The alignment between the survey's finding on communication effectiveness and the Sadak Suraksha Abhiyan's communication-heavy approach is striking. When nearly two-thirds of the Indian public believes that road safety advertising can change behaviour, the investment in sustained, high-quality, multi-channel road safety communication is not merely justified — it is strategically essential. A public that believes communication works is a public that is receptive to being reached.


By combining high-tech infrastructure such as zero fatality corridors and AI-led enforcement with youth-driven education and wider public engagement, the Sadak Suraksha Abhiyan seeks to shift road safety from compliance-driven behaviour to voluntary habit formation. Partnerships with schools and public figures are also intended to embed a long-term culture of responsible road use — a goal that the Ipsos survey's findings suggest the Indian public is genuinely ready to support.


Converting Public Support Into Lasting Behavioural Change


The Opportunity India Must Not Miss


The convergence of high public concern, broad support for solutions, and receptivity to road safety communication identified by the Ipsos survey represents a genuine and time-sensitive opportunity for India's road safety ecosystem. As Pandiaraj observed, what stands out in India is the breadth of support — people are backing not just one solution but a full range of measures from stricter laws to safer road design and better education. The opportunity now is to convert this broad public support into sustained action and lasting behaviour change.

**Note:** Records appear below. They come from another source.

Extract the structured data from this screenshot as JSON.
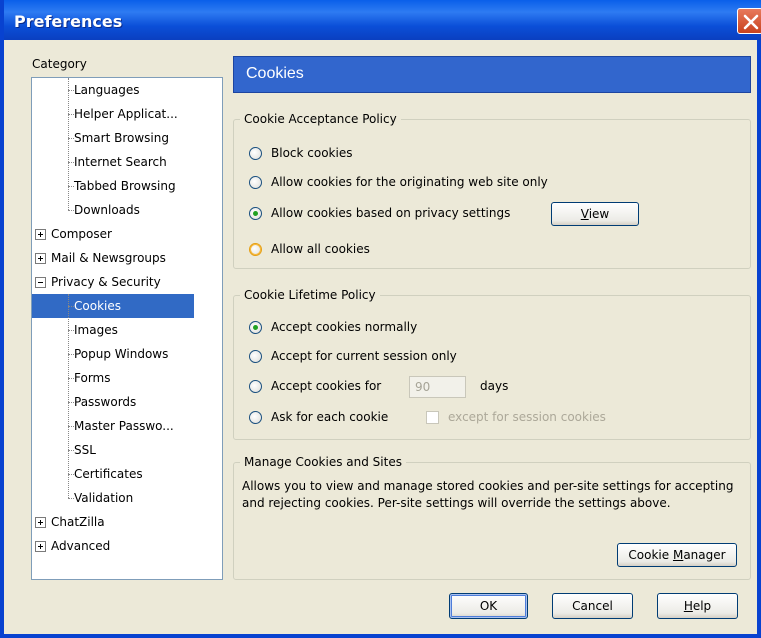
{
  "window": {
    "title": "Preferences"
  },
  "category": {
    "label": "Category",
    "items": [
      {
        "label": "Languages",
        "kind": "child"
      },
      {
        "label": "Helper Applicat...",
        "kind": "child"
      },
      {
        "label": "Smart Browsing",
        "kind": "child"
      },
      {
        "label": "Internet Search",
        "kind": "child"
      },
      {
        "label": "Tabbed Browsing",
        "kind": "child"
      },
      {
        "label": "Downloads",
        "kind": "child"
      },
      {
        "label": "Composer",
        "kind": "parent",
        "expander": "plus"
      },
      {
        "label": "Mail & Newsgroups",
        "kind": "parent",
        "expander": "plus"
      },
      {
        "label": "Privacy & Security",
        "kind": "parent",
        "expander": "minus"
      },
      {
        "label": "Cookies",
        "kind": "child",
        "selected": true
      },
      {
        "label": "Images",
        "kind": "child"
      },
      {
        "label": "Popup Windows",
        "kind": "child"
      },
      {
        "label": "Forms",
        "kind": "child"
      },
      {
        "label": "Passwords",
        "kind": "child"
      },
      {
        "label": "Master Passwo...",
        "kind": "child"
      },
      {
        "label": "SSL",
        "kind": "child"
      },
      {
        "label": "Certificates",
        "kind": "child"
      },
      {
        "label": "Validation",
        "kind": "child"
      },
      {
        "label": "ChatZilla",
        "kind": "parent",
        "expander": "plus"
      },
      {
        "label": "Advanced",
        "kind": "parent",
        "expander": "plus"
      }
    ]
  },
  "panel": {
    "header": "Cookies",
    "acceptance": {
      "title": "Cookie Acceptance Policy",
      "options": [
        {
          "label": "Block cookies",
          "checked": false
        },
        {
          "label": "Allow cookies for the originating web site only",
          "checked": false
        },
        {
          "label": "Allow cookies based on privacy settings",
          "checked": true
        },
        {
          "label": "Allow all cookies",
          "checked": false
        }
      ],
      "view_button_pre": "",
      "view_button_ul": "V",
      "view_button_post": "iew"
    },
    "lifetime": {
      "title": "Cookie Lifetime Policy",
      "options": [
        {
          "label": "Accept cookies normally",
          "checked": true
        },
        {
          "label": "Accept for current session only",
          "checked": false
        },
        {
          "label": "Accept cookies for",
          "checked": false
        },
        {
          "label": "Ask for each cookie",
          "checked": false
        }
      ],
      "days_value": "90",
      "days_label": "days",
      "except_label": "except for session cookies"
    },
    "manage": {
      "title": "Manage Cookies and Sites",
      "description": "Allows you to view and manage stored cookies and per-site settings for accepting and rejecting cookies. Per-site settings will override the settings above.",
      "button_pre": "Cookie ",
      "button_ul": "M",
      "button_post": "anager"
    }
  },
  "footer": {
    "ok": "OK",
    "cancel": "Cancel",
    "help_ul": "H",
    "help_post": "elp"
  },
  "colors": {
    "titlebar": "#0a5fea",
    "header": "#3266cd",
    "selection": "#316ac5",
    "dialog": "#ece9d8"
  }
}
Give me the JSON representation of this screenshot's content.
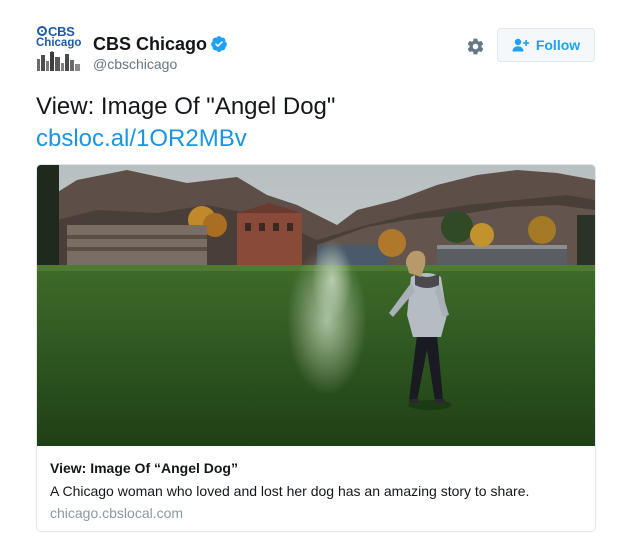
{
  "account": {
    "avatar_line1": "CBS",
    "avatar_line2": "Chicago",
    "display_name": "CBS Chicago",
    "handle": "@cbschicago",
    "verified_icon": "verified-badge-icon"
  },
  "actions": {
    "settings_icon": "gear-icon",
    "follow_label": "Follow",
    "follow_icon": "add-user-icon"
  },
  "tweet": {
    "text": "View: Image Of \"Angel Dog\"",
    "link": "cbsloc.al/1OR2MBv"
  },
  "card": {
    "image_description_icon": "photo",
    "title": "View: Image Of “Angel Dog”",
    "description": "A Chicago woman who loved and lost her dog has an amazing story to share.",
    "domain": "chicago.cbslocal.com"
  },
  "colors": {
    "brand_blue": "#1da1f2",
    "link_blue": "#1b95e0",
    "cbs_blue": "#1c5aa6",
    "text_dark": "#14171a",
    "text_gray": "#657786"
  }
}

Converting public support into behavioural change requires more than awareness — it requires visible, consistent enforcement that makes safe behaviour the norm; infrastructure improvements that make safe choices the easy choices; education programmes that embed safety values before habits are formed; and communication that keeps road safety in public consciousness between enforcement drives and policy announcements.


The Ipsos survey does not merely measure where India stands — it points to where India can go. With more than 1.68 lakh lives lost annually, and with a public that is concerned, supportive, and receptive to action, the question for India's road safety community is not whether the foundation for change exists. It clearly does. The question is whether the institutions, policies, and programmes can match the public's readiness — and deliver the safer roads that 63 percent of Indians are asking for.